To get a better implementation of private key management, I should use openssl library. As wrapper for .NET on the Web are old, I will need to update them.

I saw that you use a new external DLL. You wasn't able to implement the function without using external dependencies? I preferred to don't use external dependencies.

[AlexLaroche]

@Pro : The new version of Dkim Signer Agent work as a charm. I don't get any catch exception in eventviewer. All emails are correctly signed.

[Pro]

Thanks for testing! I'll test the GUI next week and then release a beta for public testing.

[AlexLaroche]

I test it before commit, but I have also deployed the new version on my production servers.

[AlexLaroche]

I'm getting error when I try to install DkimSigner from the GUI. I let you fix that before test upgrade process. I also don't understand why when I try the install process it always ask to save configuration.

Suggest improvements before Beta release:

• Check if Exchange is install on the server before to install DkimSigner Agent
• Check if the correct Exchange role is install on the server (TransportHub or EdgeTransport)
• Remove external depencies to this DLL Ionic.Zip and use built-in zip function in .NET

[Pro]

This error message occurs because on github there's currently only version 1.8.3 available which has not yet the executable for configuration. To test this further I've to release a beta version.

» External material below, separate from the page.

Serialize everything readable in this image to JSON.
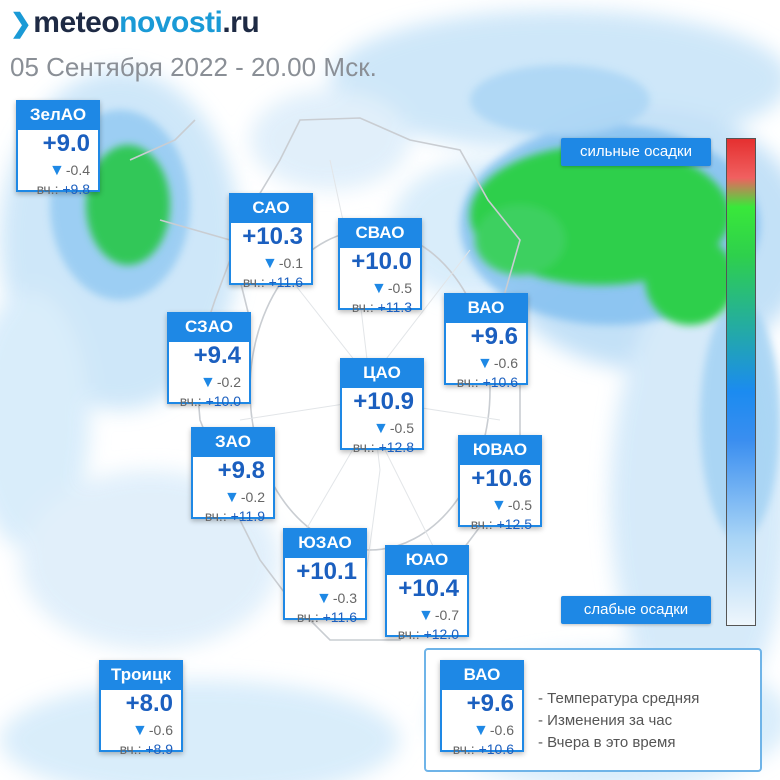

The dll to ionic.zip unzipping functionality can't be removed yet since .Net in Version 4.0 doesn't have a build in function for that (we currently depend on .Net 4 and not .Net 4.5).

Will try to implement the other two checks.

[Pro]

@AlexLaroche I finally managed to test and improve the GUI. There's now an alpha release ready for testing. I'll test it in the next days and hopefully will release a beta version soon. If you find any problems, please create a new issue for them. Thanks for your help!